The Power of a Parent
Steve Jobs's adoptive dad taught him rudimentary electronics as a kid. It seems likely that he couldn't have imagined how that time would pay off. Perhaps we all have the potential to work miracles. Intelligence is 49 percent genetic and 51 percent stimulation, says Lawlis. Other experts agree that, if anything, environment (read: parental influence) has the edge. “We assume smart kids are born smart and you can tell practically out of the womb,” says Rhee. “But I've seen it over and over again: You think a child will be a superstar…and he isn't. Or a child who was written off achieves tremendous things.” It is a close call, as Brenneman points out: “It may be genetic—or maybe he's been learning from you.” Here's what you can do to help your child not only get better grades but have more enthusiasm for learning.
Talk, talk, talk Ask your kid open-ended questions, like “What would happen if we stopped for ice cream on the way to the beach?” Such questions help a child reflect on what he knows and tell him his opinion matters. Don't worry if he's too young to understand. Likewise, don't be afraid to use relatively sophisticated words, notes Brenneman. He may not understand them, but he will figure it out if the words are used multiple times in context. John Shotter, a dad in Seaford, NY, makes it a top priority to talk to his son, Jack, 2, through daily activities. “We talk tools! I show him how the T-square, drill, measuring tape, and hammer work.” The results are pretty impressive, reports Jack's mom, Melissa. “He honestly knows the name of every tool, as well as materials like Sheetrock, S packle, and drop cloth. He's also learning measuring, right and left from turning a screwdriver, and colors from paint.”

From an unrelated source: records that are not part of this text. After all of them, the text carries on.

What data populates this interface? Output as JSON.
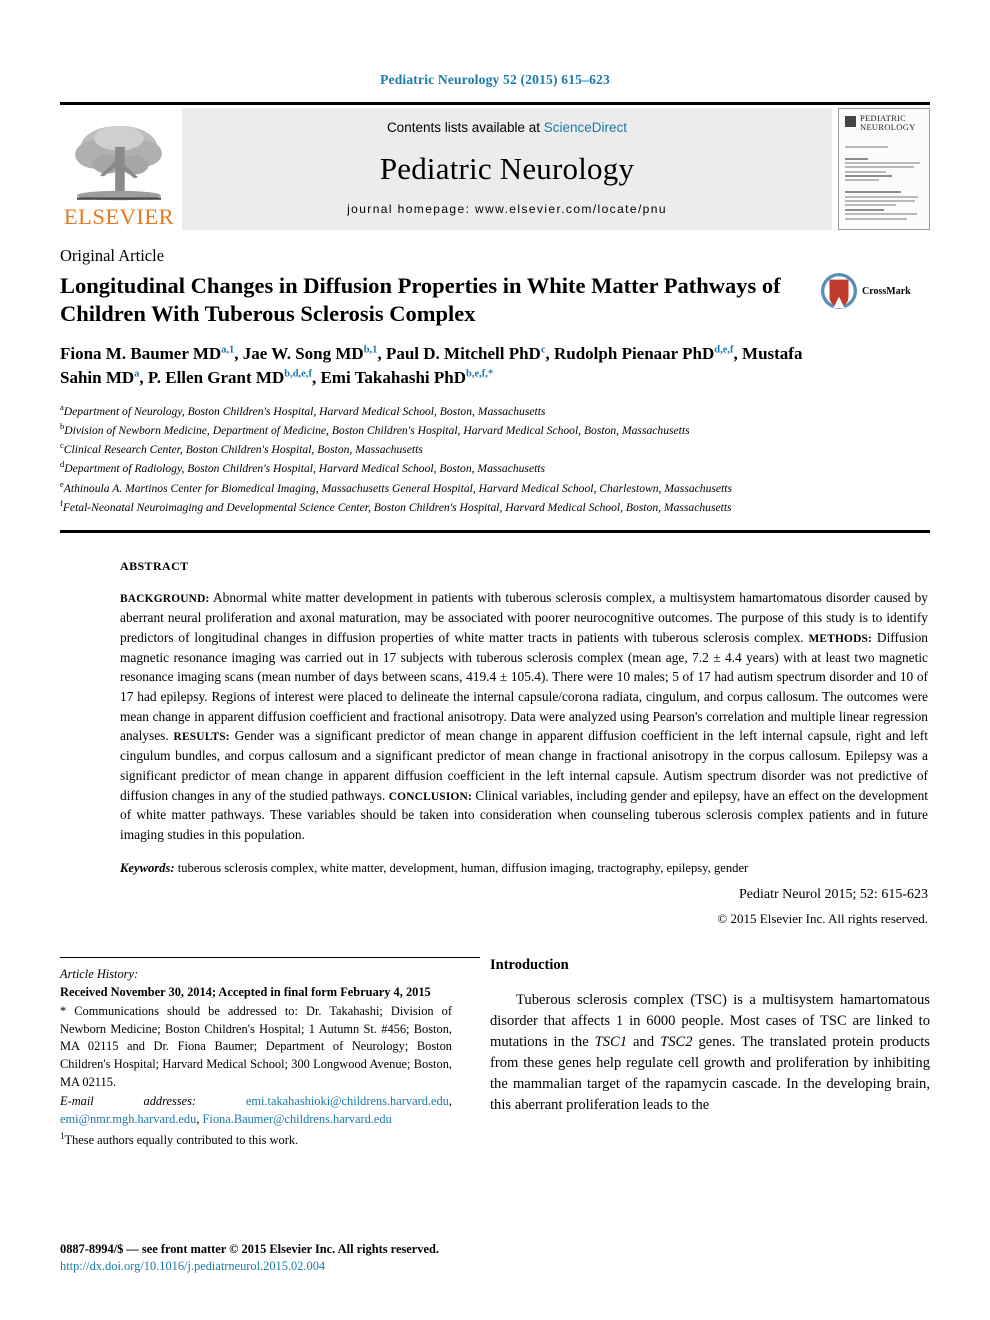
{
  "running_head": "Pediatric Neurology 52 (2015) 615–623",
  "masthead": {
    "contents_prefix": "Contents lists available at ",
    "sciencedirect": "ScienceDirect",
    "journal_name": "Pediatric Neurology",
    "homepage": "journal homepage: www.elsevier.com/locate/pnu",
    "publisher_logo_text": "ELSEVIER",
    "cover_title_line1": "PEDIATRIC",
    "cover_title_line2": "NEUROLOGY"
  },
  "article": {
    "type": "Original Article",
    "title": "Longitudinal Changes in Diffusion Properties in White Matter Pathways of Children With Tuberous Sclerosis Complex",
    "crossmark_label": "CrossMark",
    "authors_html": "Fiona M. Baumer MD<sup>a,1</sup>, Jae W. Song MD<sup>b,1</sup>, Paul D. Mitchell PhD<sup>c</sup>, Rudolph Pienaar PhD<sup>d,e,f</sup>, Mustafa Sahin MD<sup>a</sup>, P. Ellen Grant MD<sup>b,d,e,f</sup>, Emi Takahashi PhD<sup>b,e,f,*</sup>",
    "affiliations": [
      {
        "marker": "a",
        "text": "Department of Neurology, Boston Children's Hospital, Harvard Medical School, Boston, Massachusetts"
      },
      {
        "marker": "b",
        "text": "Division of Newborn Medicine, Department of Medicine, Boston Children's Hospital, Harvard Medical School, Boston, Massachusetts"
      },
      {
        "marker": "c",
        "text": "Clinical Research Center, Boston Children's Hospital, Boston, Massachusetts"
      },
      {
        "marker": "d",
        "text": "Department of Radiology, Boston Children's Hospital, Harvard Medical School, Boston, Massachusetts"
      },
      {
        "marker": "e",
        "text": "Athinoula A. Martinos Center for Biomedical Imaging, Massachusetts General Hospital, Harvard Medical School, Charlestown, Massachusetts"
      },
      {
        "marker": "f",
        "text": "Fetal-Neonatal Neuroimaging and Developmental Science Center, Boston Children's Hospital, Harvard Medical School, Boston, Massachusetts"
      }
    ]
  },
  "abstract": {
    "label": "ABSTRACT",
    "sections": [
      {
        "head": "BACKGROUND:",
        "text": " Abnormal white matter development in patients with tuberous sclerosis complex, a multisystem hamartomatous disorder caused by aberrant neural proliferation and axonal maturation, may be associated with poorer neurocognitive outcomes. The purpose of this study is to identify predictors of longitudinal changes in diffusion properties of white matter tracts in patients with tuberous sclerosis complex. "
      },
      {
        "head": "METHODS:",
        "text": " Diffusion magnetic resonance imaging was carried out in 17 subjects with tuberous sclerosis complex (mean age, 7.2 ± 4.4 years) with at least two magnetic resonance imaging scans (mean number of days between scans, 419.4 ± 105.4). There were 10 males; 5 of 17 had autism spectrum disorder and 10 of 17 had epilepsy. Regions of interest were placed to delineate the internal capsule/corona radiata, cingulum, and corpus callosum. The outcomes were mean change in apparent diffusion coefficient and fractional anisotropy. Data were analyzed using Pearson's correlation and multiple linear regression analyses. "
      },
      {
        "head": "RESULTS:",
        "text": " Gender was a significant predictor of mean change in apparent diffusion coefficient in the left internal capsule, right and left cingulum bundles, and corpus callosum and a significant predictor of mean change in fractional anisotropy in the corpus callosum. Epilepsy was a significant predictor of mean change in apparent diffusion coefficient in the left internal capsule. Autism spectrum disorder was not predictive of diffusion changes in any of the studied pathways. "
      },
      {
        "head": "CONCLUSION:",
        "text": " Clinical variables, including gender and epilepsy, have an effect on the development of white matter pathways. These variables should be taken into consideration when counseling tuberous sclerosis complex patients and in future imaging studies in this population."
      }
    ],
    "keywords_label": "Keywords:",
    "keywords": " tuberous sclerosis complex, white matter, development, human, diffusion imaging, tractography, epilepsy, gender",
    "citation": "Pediatr Neurol 2015; 52: 615-623",
    "copyright": "© 2015 Elsevier Inc. All rights reserved."
  },
  "history": {
    "label": "Article History:",
    "received": "Received November 30, 2014; Accepted in final form February 4, 2015",
    "correspondence": "* Communications should be addressed to: Dr. Takahashi; Division of Newborn Medicine; Boston Children's Hospital; 1 Autumn St. #456; Boston, MA 02115 and Dr. Fiona Baumer; Department of Neurology; Boston Children's Hospital; Harvard Medical School; 300 Longwood Avenue; Boston, MA 02115.",
    "email_label": "E-mail addresses:",
    "emails": [
      "emi.takahashioki@childrens.harvard.edu",
      "emi@nmr.mgh.harvard.edu",
      "Fiona.Baumer@childrens.harvard.edu"
    ],
    "footnote_marker": "1",
    "footnote_text": "These authors equally contributed to this work."
  },
  "introduction": {
    "heading": "Introduction",
    "paragraph_html": "Tuberous sclerosis complex (TSC) is a multisystem hamartomatous disorder that affects 1 in 6000 people. Most cases of TSC are linked to mutations in the <i>TSC1</i> and <i>TSC2</i> genes. The translated protein products from these genes help regulate cell growth and proliferation by inhibiting the mammalian target of the rapamycin cascade. In the developing brain, this aberrant proliferation leads to the"
  },
  "footer": {
    "issn": "0887-8994/$ — see front matter © 2015 Elsevier Inc. All rights reserved.",
    "doi": "http://dx.doi.org/10.1016/j.pediatrneurol.2015.02.004"
  },
  "colors": {
    "link": "#1a7aa8",
    "elsevier_orange": "#e87722",
    "masthead_bg": "#ececec"
  }
}
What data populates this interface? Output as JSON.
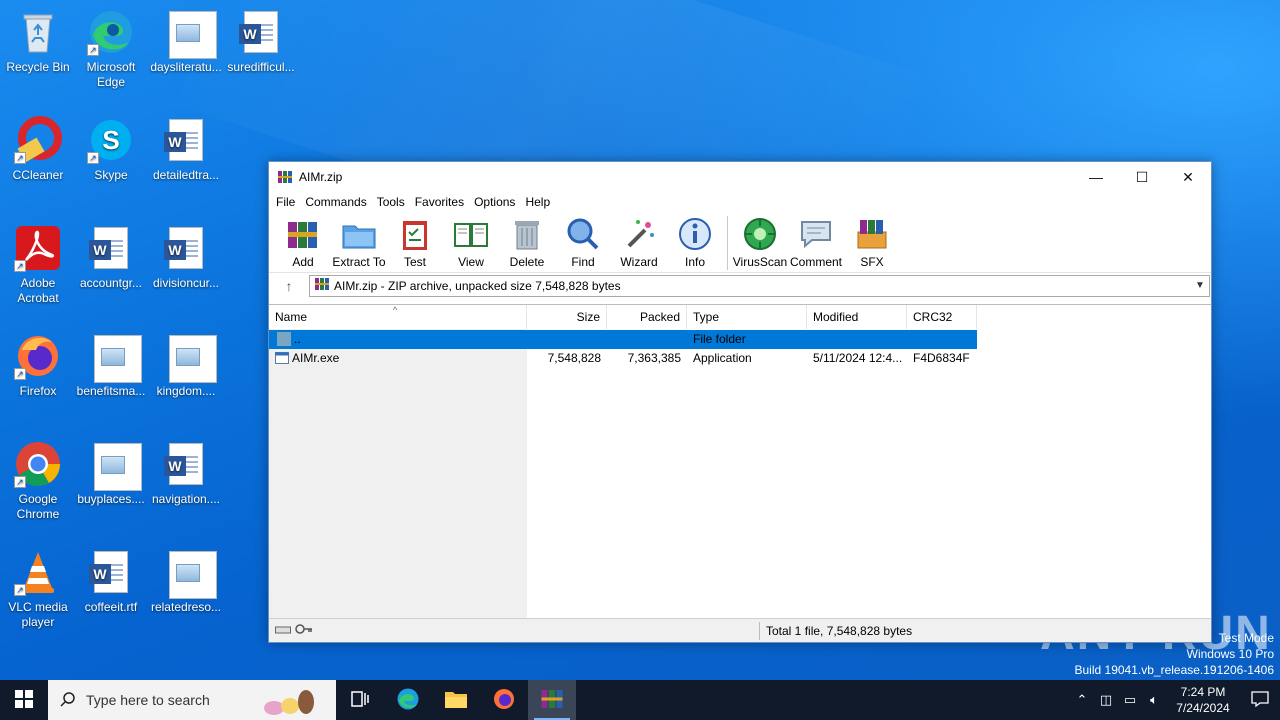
{
  "desktop": {
    "icons": [
      {
        "label": "Recycle Bin",
        "icon": "recycle-bin-icon"
      },
      {
        "label": "Microsoft Edge",
        "icon": "edge-icon"
      },
      {
        "label": "daysliteratu...",
        "icon": "image-file-icon"
      },
      {
        "label": "suredifficul...",
        "icon": "word-doc-icon"
      },
      {
        "label": "CCleaner",
        "icon": "ccleaner-icon"
      },
      {
        "label": "Skype",
        "icon": "skype-icon"
      },
      {
        "label": "detailedtra...",
        "icon": "word-doc-icon"
      },
      {
        "label": "Adobe Acrobat",
        "icon": "acrobat-icon"
      },
      {
        "label": "accountgr...",
        "icon": "word-doc-icon"
      },
      {
        "label": "divisioncur...",
        "icon": "word-doc-icon"
      },
      {
        "label": "Firefox",
        "icon": "firefox-icon"
      },
      {
        "label": "benefitsma...",
        "icon": "image-file-icon"
      },
      {
        "label": "kingdom....",
        "icon": "image-file-icon"
      },
      {
        "label": "Google Chrome",
        "icon": "chrome-icon"
      },
      {
        "label": "buyplaces....",
        "icon": "image-file-icon"
      },
      {
        "label": "navigation....",
        "icon": "word-doc-icon"
      },
      {
        "label": "VLC media player",
        "icon": "vlc-icon"
      },
      {
        "label": "coffeeit.rtf",
        "icon": "word-doc-icon"
      },
      {
        "label": "relatedreso...",
        "icon": "image-file-icon"
      }
    ]
  },
  "window": {
    "title": "AIMr.zip",
    "menu": [
      "File",
      "Commands",
      "Tools",
      "Favorites",
      "Options",
      "Help"
    ],
    "toolbar": [
      {
        "label": "Add",
        "icon": "add-archive-icon"
      },
      {
        "label": "Extract To",
        "icon": "extract-folder-icon"
      },
      {
        "label": "Test",
        "icon": "test-clipboard-icon"
      },
      {
        "label": "View",
        "icon": "view-book-icon"
      },
      {
        "label": "Delete",
        "icon": "trash-icon"
      },
      {
        "label": "Find",
        "icon": "magnifier-icon"
      },
      {
        "label": "Wizard",
        "icon": "wand-icon"
      },
      {
        "label": "Info",
        "icon": "info-icon"
      },
      {
        "label": "VirusScan",
        "icon": "virus-scan-icon"
      },
      {
        "label": "Comment",
        "icon": "comment-icon"
      },
      {
        "label": "SFX",
        "icon": "sfx-icon"
      }
    ],
    "address": "AIMr.zip - ZIP archive, unpacked size 7,548,828 bytes",
    "columns": [
      "Name",
      "Size",
      "Packed",
      "Type",
      "Modified",
      "CRC32"
    ],
    "rows": [
      {
        "name": "..",
        "size": "",
        "packed": "",
        "type": "File folder",
        "modified": "",
        "crc": ""
      },
      {
        "name": "AIMr.exe",
        "size": "7,548,828",
        "packed": "7,363,385",
        "type": "Application",
        "modified": "5/11/2024 12:4...",
        "crc": "F4D6834F"
      }
    ],
    "status": "Total 1 file, 7,548,828 bytes"
  },
  "watermark": {
    "logo": "ANY RUN",
    "lines": [
      "Test Mode",
      "Windows 10 Pro",
      "Build 19041.vb_release.191206-1406"
    ]
  },
  "taskbar": {
    "search_placeholder": "Type here to search",
    "time": "7:24 PM",
    "date": "7/24/2024"
  },
  "colors": {
    "selection": "#0078d7",
    "taskbar": "#101a2a",
    "desktop": "#0b73dc"
  }
}
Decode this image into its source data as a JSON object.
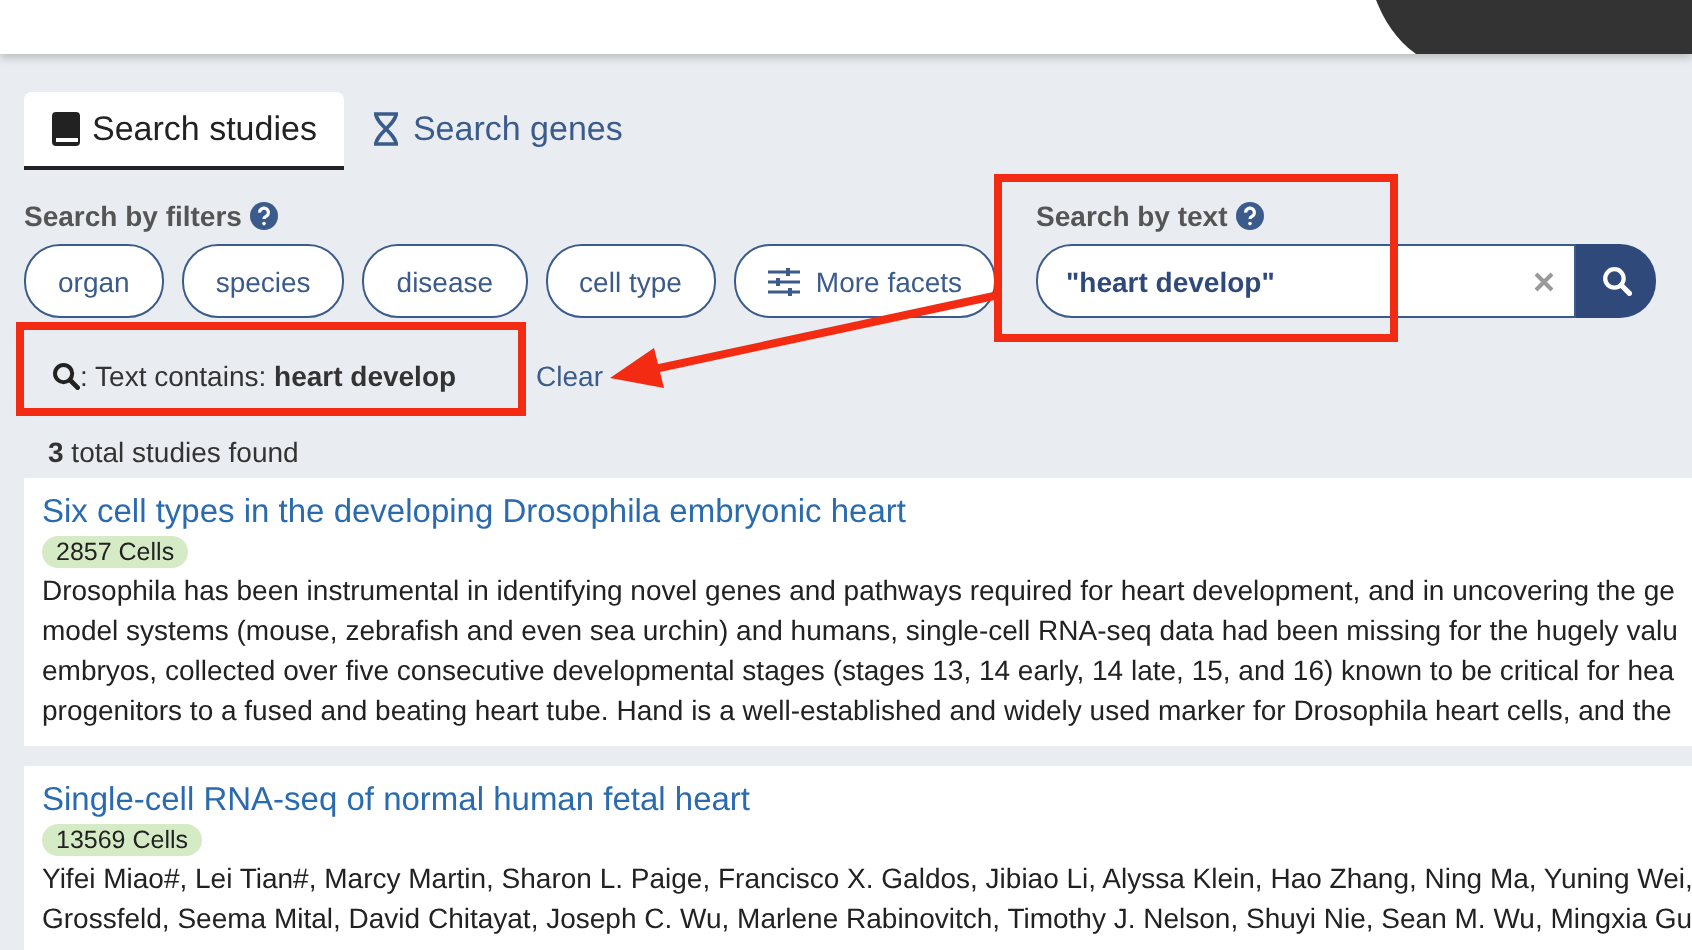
{
  "tabs": [
    {
      "label": "Search studies",
      "selected": true
    },
    {
      "label": "Search genes",
      "selected": false
    }
  ],
  "filters": {
    "label": "Search by filters",
    "facets": [
      {
        "label": "organ",
        "kind": "pill"
      },
      {
        "label": "species",
        "kind": "pill"
      },
      {
        "label": "disease",
        "kind": "pill"
      },
      {
        "label": "cell type",
        "kind": "pill"
      },
      {
        "label": "More facets",
        "kind": "more"
      }
    ]
  },
  "text_search": {
    "label": "Search by text",
    "value": "\"heart develop\""
  },
  "active_filter": {
    "prefix": ": Text contains: ",
    "term": "heart develop",
    "clear": "Clear"
  },
  "results": {
    "count": "3",
    "count_label": " total studies found",
    "studies": [
      {
        "title": "Six cell types in the developing Drosophila embryonic heart",
        "cells": "2857 Cells",
        "lines": [
          "Drosophila has been instrumental in identifying novel genes and pathways required for heart development, and in uncovering the ge",
          "model systems (mouse, zebrafish and even sea urchin) and humans, single-cell RNA-seq data had been missing for the hugely valu",
          "embryos, collected over five consecutive developmental stages (stages 13, 14 early, 14 late, 15, and 16) known to be critical for hea",
          "progenitors to a fused and beating heart tube. Hand is a well-established and widely used marker for Drosophila heart cells, and the"
        ]
      },
      {
        "title": "Single-cell RNA-seq of normal human fetal heart",
        "cells": "13569 Cells",
        "lines": [
          "Yifei Miao#, Lei Tian#, Marcy Martin, Sharon L. Paige, Francisco X. Galdos, Jibiao Li, Alyssa Klein, Hao Zhang, Ning Ma, Yuning Wei,",
          "Grossfeld, Seema Mital, David Chitayat, Joseph C. Wu, Marlene Rabinovitch, Timothy J. Nelson, Shuyi Nie, Sean M. Wu, Mingxia Gu"
        ]
      }
    ]
  }
}
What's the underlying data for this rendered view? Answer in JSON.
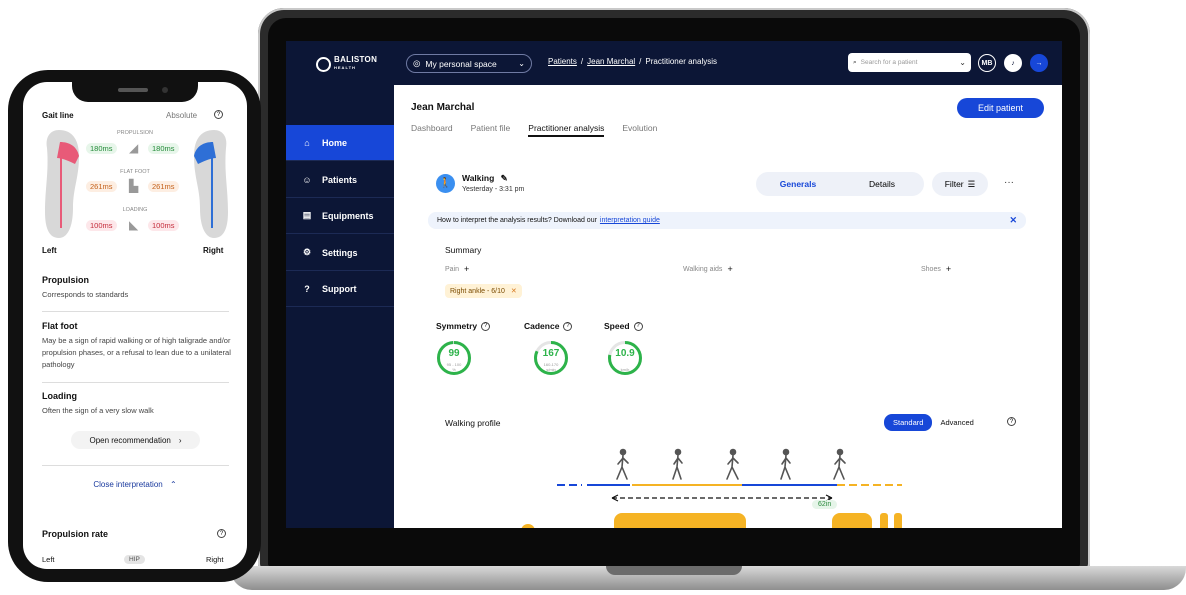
{
  "desktop": {
    "brand": {
      "name": "BALISTON",
      "sub": "HEALTH"
    },
    "space_select": "My personal space",
    "breadcrumb": {
      "patients": "Patients",
      "sep1": "/",
      "patient": "Jean Marchal",
      "sep2": "/",
      "current": "Practitioner analysis"
    },
    "search": {
      "placeholder": "Search for a patient"
    },
    "avatar": "MB",
    "sidebar": [
      {
        "label": "Home",
        "icon": "home-icon",
        "glyph": "⌂",
        "active": true
      },
      {
        "label": "Patients",
        "icon": "patients-icon",
        "glyph": "☺"
      },
      {
        "label": "Equipments",
        "icon": "equipment-icon",
        "glyph": "▤"
      },
      {
        "label": "Settings",
        "icon": "gear-icon",
        "glyph": "⚙"
      },
      {
        "label": "Support",
        "icon": "help-icon",
        "glyph": "?"
      }
    ],
    "patient_name": "Jean Marchal",
    "edit_button": "Edit patient",
    "tabs": [
      "Dashboard",
      "Patient file",
      "Practitioner analysis",
      "Evolution"
    ],
    "active_tab": "Practitioner analysis",
    "session": {
      "title": "Walking",
      "time": "Yesterday - 3:31 pm"
    },
    "view_toggle": {
      "generals": "Generals",
      "details": "Details",
      "active": "Generals"
    },
    "filter": "Filter",
    "more": "···",
    "info_bar": {
      "text": "How to interpret the analysis results? Download our",
      "link": "interpretation guide"
    },
    "summary": {
      "title": "Summary",
      "pain_label": "Pain",
      "aids_label": "Walking aids",
      "shoes_label": "Shoes",
      "pain_tag": "Right ankle - 6/10"
    },
    "metrics": [
      {
        "title": "Symmetry",
        "value": "99",
        "range": "95 - 100",
        "unit": "%",
        "fill": 0.99
      },
      {
        "title": "Cadence",
        "value": "167",
        "range": "160-170",
        "unit": "s/min",
        "fill": 0.82
      },
      {
        "title": "Speed",
        "value": "10.9",
        "range": "",
        "unit": "km/h",
        "fill": 0.78
      }
    ],
    "walking_profile": {
      "title": "Walking profile",
      "standard": "Standard",
      "advanced": "Advanced",
      "distance": "62in"
    },
    "colors": {
      "navy": "#0c1636",
      "accent": "#1747d8",
      "green": "#2db34a",
      "orange": "#f5b324"
    }
  },
  "phone": {
    "gait_title": "Gait line",
    "gait_mode": "Absolute",
    "phases": [
      {
        "label": "PROPULSION",
        "left": "180ms",
        "right": "180ms",
        "status": "green"
      },
      {
        "label": "FLAT FOOT",
        "left": "261ms",
        "right": "261ms",
        "status": "orange"
      },
      {
        "label": "LOADING",
        "left": "100ms",
        "right": "100ms",
        "status": "red"
      }
    ],
    "left_label": "Left",
    "right_label": "Right",
    "sections": [
      {
        "title": "Propulsion",
        "text": "Corresponds to standards"
      },
      {
        "title": "Flat foot",
        "text": "May be a sign of rapid walking or of high taligrade and/or propulsion phases, or a refusal to lean due to a unilateral pathology"
      },
      {
        "title": "Loading",
        "text": "Often the sign of a very slow walk"
      }
    ],
    "open_recommendation": "Open recommendation",
    "close_interpretation": "Close interpretation",
    "propulsion_rate": {
      "title": "Propulsion rate",
      "left": "Left",
      "center": "HIP",
      "right": "Right"
    }
  }
}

Read, read, read Research has repeatedly shown that access to books and one-on-one reading time is a predictor of school success. “Reading stimulates the brain to make connections and builds background knowledge about the world,” says Kim Davenport, chief program officer at Jumpstart, a national early-literacy organization. “Reading is the foundation of all learning and will enable a child to absorb and apply content from all areas, including math and science.” Modeling good reading habits may give him an edge. “Seeing his parents reading for enjoyment will be contagious,” says Davenport. Invite your child to cozy up on the couch with you to read. Keep books out—in baskets, on shelves, and on coffee tables. And share what you're reading with your child, and ask him to do the same. This will not only spark conversation but build his vocabulary and comprehension.